Pinterest Inc. uses a group of machine learning applications to drive the operations of its image search and bookmarking website, including the search process and things like ad placement and content labeling. But the San Francisco-based company relies on human evaluators to check what the algorithms produce for relevance and accuracy.
They also take part in A/B testing of algorithm-generated user interface designs, rating the different options based on personal preference, said Veronica Mapes, a technical program manager at Pinterest who is in charge of the human evaluation effort.
After initially doing all of the evaluation work on third-party crowdsourcing platforms, Pinterest built its own human evaluation system in 2016, and it used that to significantly expand the rating efforts last year, according to Mapes. The company still uses outside platforms, too, but it now has full-time employees and internal contractors involved in the process, a step designed to both reduce costs and improve the quality of the evaluations, Mapes said in a Strata session.
The intermingling of humans and AI applications is part of a broader effort pushed by Pinterest executives to ensure that the website provides useful info to visitors, said Garner Chung, engineering manager for the Pinterest human evaluation team. The human input acts as a counterbalance to standard engagement metrics that track what users click on and how much time they spend on pages, he said.
Garner Chungengineering manager, Pinterest
Engagement is the signal that the machine learning algorithms are based on, "but that's not always the best metric to use," Chung said after the session. "We really don't just want to be serving up clickbait and turning our users into zombies."
Chung cited the example of links to content on lowering body fat showing up in the results of a search for chicken recipes. That might seem like a logical connection to an algorithm, but it's one that a human evaluator should flag as not directly relevant to the search, he said.
AI's limits leave humans in the loop
In general, AI software isn't close to being ready to fully take over the work that people do, said Michael Chui, a partner at the McKinsey Global Institute who leads research on how technology innovation affects businesses and society. "There are real limitations to AI now," Chui said at the Strata conference. "Don't think these technologies can do everything."
Ebates Inc., which runs a shopping rewards program for consumers, is in the early stages of AI adoption. The San Francisco-based company uses semi-autonomous machine learning models to rank member preferences to better target cash-back offers and to help detect odd buying behavior or other potentially fraudulent activities, said Mark Stange-Treager, its vice president of analytics. In the next 12 to 18 months, he expects to start running full-fledged AI algorithms against the company's Hadoop data lake, which has AtScale's data management platform layered on top.

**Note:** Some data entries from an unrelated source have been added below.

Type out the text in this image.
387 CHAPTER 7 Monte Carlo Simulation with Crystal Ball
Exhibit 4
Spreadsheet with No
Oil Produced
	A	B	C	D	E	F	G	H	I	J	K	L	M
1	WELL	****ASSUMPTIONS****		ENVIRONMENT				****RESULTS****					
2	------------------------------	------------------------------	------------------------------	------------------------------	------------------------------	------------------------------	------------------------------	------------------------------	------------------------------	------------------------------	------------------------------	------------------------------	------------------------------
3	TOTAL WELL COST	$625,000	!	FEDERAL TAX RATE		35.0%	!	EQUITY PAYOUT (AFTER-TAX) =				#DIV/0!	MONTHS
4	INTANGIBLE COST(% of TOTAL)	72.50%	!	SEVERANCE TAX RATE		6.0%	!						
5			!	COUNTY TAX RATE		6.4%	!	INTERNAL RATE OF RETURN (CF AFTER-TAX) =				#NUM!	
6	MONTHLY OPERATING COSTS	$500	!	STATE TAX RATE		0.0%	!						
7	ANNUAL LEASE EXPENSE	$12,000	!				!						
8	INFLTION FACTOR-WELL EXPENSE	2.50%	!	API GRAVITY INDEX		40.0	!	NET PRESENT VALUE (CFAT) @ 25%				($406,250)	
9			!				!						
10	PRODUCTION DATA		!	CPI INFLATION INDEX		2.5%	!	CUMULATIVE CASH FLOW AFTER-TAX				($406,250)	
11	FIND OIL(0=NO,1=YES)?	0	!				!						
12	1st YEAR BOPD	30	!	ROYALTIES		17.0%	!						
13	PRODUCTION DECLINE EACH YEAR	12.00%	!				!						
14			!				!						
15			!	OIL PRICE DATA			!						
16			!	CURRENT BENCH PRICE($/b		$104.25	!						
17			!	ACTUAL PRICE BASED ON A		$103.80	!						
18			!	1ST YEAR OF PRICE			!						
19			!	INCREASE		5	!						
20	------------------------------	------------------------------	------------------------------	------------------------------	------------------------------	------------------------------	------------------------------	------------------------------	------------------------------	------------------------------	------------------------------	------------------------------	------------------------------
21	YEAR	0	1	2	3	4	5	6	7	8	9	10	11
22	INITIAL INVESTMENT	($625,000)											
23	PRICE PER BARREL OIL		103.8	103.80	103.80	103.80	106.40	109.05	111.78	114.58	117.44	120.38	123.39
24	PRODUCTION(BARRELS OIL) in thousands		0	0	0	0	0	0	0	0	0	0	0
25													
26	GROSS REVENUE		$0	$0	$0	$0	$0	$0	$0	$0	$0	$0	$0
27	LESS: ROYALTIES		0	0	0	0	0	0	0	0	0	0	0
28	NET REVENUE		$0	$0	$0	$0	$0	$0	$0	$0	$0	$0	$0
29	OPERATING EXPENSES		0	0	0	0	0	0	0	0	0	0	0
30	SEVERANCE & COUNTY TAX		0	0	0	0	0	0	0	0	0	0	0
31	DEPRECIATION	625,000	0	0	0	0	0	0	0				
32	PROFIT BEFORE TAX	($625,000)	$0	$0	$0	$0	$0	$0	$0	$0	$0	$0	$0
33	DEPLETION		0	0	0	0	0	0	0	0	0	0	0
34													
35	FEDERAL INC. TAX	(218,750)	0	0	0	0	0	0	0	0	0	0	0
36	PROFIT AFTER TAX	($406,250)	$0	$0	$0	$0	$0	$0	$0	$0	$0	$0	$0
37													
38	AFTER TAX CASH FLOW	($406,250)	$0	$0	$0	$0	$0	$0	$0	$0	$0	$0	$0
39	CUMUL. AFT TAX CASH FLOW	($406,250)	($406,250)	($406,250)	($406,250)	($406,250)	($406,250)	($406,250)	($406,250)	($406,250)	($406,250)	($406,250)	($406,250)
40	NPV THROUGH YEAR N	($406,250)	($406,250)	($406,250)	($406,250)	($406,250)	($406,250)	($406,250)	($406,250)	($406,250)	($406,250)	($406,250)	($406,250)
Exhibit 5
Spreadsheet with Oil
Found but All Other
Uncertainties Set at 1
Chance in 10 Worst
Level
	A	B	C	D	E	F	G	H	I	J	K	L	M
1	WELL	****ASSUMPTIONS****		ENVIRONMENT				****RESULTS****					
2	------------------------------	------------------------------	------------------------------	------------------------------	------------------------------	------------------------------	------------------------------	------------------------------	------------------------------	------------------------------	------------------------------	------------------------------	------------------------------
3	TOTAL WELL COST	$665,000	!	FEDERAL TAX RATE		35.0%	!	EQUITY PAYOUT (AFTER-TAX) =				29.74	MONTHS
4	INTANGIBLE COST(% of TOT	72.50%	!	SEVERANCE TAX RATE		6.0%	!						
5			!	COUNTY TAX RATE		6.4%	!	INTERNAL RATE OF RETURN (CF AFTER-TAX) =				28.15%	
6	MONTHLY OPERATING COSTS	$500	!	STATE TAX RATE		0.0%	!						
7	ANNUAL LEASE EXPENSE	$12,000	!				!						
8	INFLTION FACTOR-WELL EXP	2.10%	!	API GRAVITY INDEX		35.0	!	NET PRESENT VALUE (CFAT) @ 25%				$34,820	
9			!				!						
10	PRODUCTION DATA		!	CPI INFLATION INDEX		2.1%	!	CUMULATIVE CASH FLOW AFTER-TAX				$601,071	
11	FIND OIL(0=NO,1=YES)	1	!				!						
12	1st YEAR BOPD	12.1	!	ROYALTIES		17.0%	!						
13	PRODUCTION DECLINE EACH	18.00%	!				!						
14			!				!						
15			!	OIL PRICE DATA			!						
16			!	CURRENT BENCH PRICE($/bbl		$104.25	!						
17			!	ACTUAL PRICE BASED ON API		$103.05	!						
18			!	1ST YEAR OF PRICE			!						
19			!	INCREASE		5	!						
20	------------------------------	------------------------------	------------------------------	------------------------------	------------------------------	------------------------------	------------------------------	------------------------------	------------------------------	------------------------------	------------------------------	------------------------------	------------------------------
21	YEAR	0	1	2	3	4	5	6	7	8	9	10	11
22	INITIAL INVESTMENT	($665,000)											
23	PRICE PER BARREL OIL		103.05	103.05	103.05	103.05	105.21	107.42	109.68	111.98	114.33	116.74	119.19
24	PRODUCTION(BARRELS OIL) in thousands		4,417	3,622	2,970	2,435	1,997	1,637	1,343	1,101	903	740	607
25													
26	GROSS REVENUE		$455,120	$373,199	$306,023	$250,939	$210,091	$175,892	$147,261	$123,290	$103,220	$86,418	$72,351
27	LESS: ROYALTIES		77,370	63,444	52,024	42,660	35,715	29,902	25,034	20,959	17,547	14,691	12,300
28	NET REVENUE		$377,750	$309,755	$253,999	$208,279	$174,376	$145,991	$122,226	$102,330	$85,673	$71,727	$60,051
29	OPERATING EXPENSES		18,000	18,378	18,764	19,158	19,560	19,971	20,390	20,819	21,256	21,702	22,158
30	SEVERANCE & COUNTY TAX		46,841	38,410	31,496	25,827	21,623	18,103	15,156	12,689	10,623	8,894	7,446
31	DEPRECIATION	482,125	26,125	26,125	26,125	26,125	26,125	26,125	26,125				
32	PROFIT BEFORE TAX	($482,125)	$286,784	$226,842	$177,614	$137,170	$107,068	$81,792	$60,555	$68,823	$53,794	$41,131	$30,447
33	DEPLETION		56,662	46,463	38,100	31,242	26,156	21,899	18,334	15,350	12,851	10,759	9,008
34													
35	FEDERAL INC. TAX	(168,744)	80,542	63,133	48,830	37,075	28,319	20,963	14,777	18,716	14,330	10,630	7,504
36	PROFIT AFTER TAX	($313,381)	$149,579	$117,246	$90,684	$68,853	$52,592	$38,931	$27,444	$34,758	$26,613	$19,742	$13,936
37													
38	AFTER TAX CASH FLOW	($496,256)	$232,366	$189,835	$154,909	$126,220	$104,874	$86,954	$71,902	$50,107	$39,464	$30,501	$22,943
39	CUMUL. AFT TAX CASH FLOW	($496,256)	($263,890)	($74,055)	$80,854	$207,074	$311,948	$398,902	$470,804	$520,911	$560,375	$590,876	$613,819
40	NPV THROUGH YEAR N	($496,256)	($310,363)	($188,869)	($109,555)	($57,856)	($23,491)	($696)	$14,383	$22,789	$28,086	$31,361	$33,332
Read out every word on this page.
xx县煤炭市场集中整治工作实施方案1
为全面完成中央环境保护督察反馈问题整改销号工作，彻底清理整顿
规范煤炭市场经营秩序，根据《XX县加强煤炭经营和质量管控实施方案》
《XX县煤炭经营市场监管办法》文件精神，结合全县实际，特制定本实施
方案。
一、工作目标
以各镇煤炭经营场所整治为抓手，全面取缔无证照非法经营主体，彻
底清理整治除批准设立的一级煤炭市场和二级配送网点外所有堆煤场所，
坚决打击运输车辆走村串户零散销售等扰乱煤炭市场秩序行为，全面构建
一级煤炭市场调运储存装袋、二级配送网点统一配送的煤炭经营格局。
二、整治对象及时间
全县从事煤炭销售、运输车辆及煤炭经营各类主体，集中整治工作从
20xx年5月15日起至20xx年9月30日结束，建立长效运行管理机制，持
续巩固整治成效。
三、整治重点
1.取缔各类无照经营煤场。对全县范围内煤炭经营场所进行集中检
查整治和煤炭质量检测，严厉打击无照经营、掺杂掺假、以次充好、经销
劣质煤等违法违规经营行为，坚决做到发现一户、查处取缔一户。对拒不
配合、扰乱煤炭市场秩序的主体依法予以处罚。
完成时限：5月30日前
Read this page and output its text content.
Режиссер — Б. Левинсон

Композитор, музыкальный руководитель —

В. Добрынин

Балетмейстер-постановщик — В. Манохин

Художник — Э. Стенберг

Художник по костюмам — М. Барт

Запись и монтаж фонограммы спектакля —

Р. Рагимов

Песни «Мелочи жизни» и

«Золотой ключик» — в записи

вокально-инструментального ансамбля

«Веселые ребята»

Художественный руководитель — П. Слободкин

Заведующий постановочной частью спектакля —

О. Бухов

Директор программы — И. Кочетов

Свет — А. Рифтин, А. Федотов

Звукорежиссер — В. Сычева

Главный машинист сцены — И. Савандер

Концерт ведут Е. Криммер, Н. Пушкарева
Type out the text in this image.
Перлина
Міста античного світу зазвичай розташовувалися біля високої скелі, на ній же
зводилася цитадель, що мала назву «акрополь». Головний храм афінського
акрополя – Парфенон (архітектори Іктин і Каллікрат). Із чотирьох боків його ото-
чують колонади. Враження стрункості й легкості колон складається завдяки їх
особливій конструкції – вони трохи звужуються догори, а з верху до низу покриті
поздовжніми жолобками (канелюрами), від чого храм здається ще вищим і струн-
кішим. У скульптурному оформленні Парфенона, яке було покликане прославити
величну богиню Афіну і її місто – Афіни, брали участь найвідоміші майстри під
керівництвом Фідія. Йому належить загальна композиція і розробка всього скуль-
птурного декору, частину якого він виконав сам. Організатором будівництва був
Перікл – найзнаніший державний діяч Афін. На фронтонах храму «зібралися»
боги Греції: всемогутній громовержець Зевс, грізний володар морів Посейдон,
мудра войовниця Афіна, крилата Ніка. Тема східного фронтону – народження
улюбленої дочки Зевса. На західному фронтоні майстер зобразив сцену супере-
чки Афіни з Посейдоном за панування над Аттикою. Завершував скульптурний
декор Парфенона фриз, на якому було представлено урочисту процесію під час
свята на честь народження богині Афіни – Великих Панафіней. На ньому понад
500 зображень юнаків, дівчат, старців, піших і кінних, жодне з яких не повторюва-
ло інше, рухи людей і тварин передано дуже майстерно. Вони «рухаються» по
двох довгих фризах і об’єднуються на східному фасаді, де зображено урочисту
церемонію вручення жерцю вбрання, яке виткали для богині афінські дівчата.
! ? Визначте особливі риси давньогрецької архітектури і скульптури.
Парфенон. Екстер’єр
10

Even then, though, Ebates will likely continue to combine the work of humans and AI in analytics applications, Stange-Treager said in a post-Strata interview. For example, he said he sees a continuing need for manual reviews by workers at the company to determine whether member behavior flagged as anomalous by an algorithm is problematic.
"I envision a scenario where we're using algorithms to do a lot of the work, but not just letting them go off and do their own thing," Stange-Treager said. "I'm not saying we won't get there in the future, but I think that's well off in the future from our point of view."